I thought some more: There is only one person’s faith in me that matters and makes a difference and that is ME. See, I haven’t figured out entirely how I can clean up my cloud but I know the first step is to keep working hard, believing in myself, living in the moment, being grateful and the second step is to never let anything implant my cloud with the belief that I am not smart enough, not good enough, or should just give up on job hunting.
What do those steps look like? I want to keep applying to jobs even though I doubt myself along the way because I don’t want to regret not putting enough effort in the job-hunting process and also giving up was never an attractive plan anyway.
Basically, my cloud is mine and the decision about which thoughts can stay are mine too.
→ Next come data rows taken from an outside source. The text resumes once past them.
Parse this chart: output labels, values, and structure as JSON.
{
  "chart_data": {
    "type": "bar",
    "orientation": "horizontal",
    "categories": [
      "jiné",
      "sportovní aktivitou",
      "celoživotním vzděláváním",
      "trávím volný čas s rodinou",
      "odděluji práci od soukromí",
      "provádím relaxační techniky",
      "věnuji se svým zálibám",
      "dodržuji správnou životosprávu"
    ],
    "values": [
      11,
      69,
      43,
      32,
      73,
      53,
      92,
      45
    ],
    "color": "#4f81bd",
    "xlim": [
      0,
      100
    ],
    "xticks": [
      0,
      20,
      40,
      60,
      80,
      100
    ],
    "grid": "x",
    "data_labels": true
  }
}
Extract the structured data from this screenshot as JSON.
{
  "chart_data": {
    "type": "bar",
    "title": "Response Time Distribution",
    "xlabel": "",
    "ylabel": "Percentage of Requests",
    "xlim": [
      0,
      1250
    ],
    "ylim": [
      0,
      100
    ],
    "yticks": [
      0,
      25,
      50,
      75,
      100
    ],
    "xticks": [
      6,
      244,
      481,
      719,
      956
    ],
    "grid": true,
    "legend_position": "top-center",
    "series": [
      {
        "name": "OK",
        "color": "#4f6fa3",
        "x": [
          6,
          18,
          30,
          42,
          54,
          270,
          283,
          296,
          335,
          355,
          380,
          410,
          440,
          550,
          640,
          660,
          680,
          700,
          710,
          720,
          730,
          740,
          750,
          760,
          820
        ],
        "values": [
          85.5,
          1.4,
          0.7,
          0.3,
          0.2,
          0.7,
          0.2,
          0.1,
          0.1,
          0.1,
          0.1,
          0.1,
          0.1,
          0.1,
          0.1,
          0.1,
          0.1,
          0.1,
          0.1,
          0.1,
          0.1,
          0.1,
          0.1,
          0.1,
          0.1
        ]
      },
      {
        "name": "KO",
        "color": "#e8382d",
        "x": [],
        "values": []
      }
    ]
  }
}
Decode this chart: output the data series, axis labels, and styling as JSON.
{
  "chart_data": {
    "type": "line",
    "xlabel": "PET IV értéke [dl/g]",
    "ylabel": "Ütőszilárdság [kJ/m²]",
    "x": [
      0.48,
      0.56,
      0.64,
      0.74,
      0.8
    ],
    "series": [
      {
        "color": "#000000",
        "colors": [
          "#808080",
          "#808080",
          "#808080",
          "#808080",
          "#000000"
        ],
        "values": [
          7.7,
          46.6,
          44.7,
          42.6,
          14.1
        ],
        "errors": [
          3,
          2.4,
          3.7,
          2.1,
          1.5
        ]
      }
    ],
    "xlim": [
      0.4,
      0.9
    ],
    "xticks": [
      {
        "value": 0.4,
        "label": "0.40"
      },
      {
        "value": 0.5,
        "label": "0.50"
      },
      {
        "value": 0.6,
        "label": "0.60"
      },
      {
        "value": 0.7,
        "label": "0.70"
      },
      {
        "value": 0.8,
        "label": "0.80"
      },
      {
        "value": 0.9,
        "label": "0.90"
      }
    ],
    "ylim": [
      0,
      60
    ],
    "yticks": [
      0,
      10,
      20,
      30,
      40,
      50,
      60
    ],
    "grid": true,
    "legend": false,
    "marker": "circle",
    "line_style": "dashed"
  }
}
See, I know there will still be days where the motivation will be 0, frustration will be 7 and sense of feeling lost will be at a 10 but when those days come, I want to of course feel the pain first (because dismissing your seemingly negative feelings is rude), to cry a little but most important is to remember that I have faith in myself no matter what. I believe in myself and that is a valid and only reason I need to keep going.
And, I also believe that not going for the dream job you dreamed about when you were little is totally okay too. Follow what your heart says today and everything else will fall into place.